Everyone in an organization should be aware of the policy and the steps for resolving complaints. This can be done by:

  • giving policies to everyone as soon as they are introduced
  • making all employees, tenants, students, etc. aware of them by including
  • the policies in any orientation material
  • training people, especially people in positions of responsibility, on the contents
  • of the policies, and providing ongoing education on competing rights issues.
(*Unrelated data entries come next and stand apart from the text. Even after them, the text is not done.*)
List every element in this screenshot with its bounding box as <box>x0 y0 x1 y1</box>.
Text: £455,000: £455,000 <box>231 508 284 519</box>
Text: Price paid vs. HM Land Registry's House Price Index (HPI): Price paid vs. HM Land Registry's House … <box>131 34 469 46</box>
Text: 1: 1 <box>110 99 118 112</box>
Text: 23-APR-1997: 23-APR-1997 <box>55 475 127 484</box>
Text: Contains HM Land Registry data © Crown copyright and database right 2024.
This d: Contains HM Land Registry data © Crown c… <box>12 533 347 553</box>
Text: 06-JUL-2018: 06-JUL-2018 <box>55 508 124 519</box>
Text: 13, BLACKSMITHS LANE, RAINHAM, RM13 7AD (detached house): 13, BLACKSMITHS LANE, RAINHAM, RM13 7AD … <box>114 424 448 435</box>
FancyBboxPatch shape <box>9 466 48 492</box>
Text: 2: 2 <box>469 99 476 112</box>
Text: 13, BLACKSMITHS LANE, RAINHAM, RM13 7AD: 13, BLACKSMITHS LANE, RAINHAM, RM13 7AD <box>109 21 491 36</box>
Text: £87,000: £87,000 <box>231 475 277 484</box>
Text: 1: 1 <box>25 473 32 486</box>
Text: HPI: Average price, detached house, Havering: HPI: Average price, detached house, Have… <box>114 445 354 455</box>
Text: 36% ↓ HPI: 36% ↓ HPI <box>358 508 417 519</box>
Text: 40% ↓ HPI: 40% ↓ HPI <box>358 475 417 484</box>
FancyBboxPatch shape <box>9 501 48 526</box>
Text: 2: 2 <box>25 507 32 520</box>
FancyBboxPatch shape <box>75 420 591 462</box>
Tribunals and courts often find organizations liable, and assess damages, based on failure to respond appropriately to address discrimination and harassment. Some things to consider when deciding whether an organization has met its duty to respond to a human rights claim include:

  • what procedures were in place to deal with discrimination and harassment
  • how promptly the organization responded to the complaint
  • how seriously the complaint was treated
  • resources made available to deal with the complaint
  • whether the organization provided a healthy environment for the person
  • who complained
  • how well the action taken was communicated to the person who complained.

Taking proactive and effective steps to address competing rights matters will help to protect an organization from liability if it is ever named as a respondent in a human rights claim involving competing rights.[8]

[8] The OHRC’s Guidelines on Developing Human Rights Policies and Procedures provides more information to help organizations meet their human rights obligations and take proactive steps to make sure their environments are free from discrimination and harassment.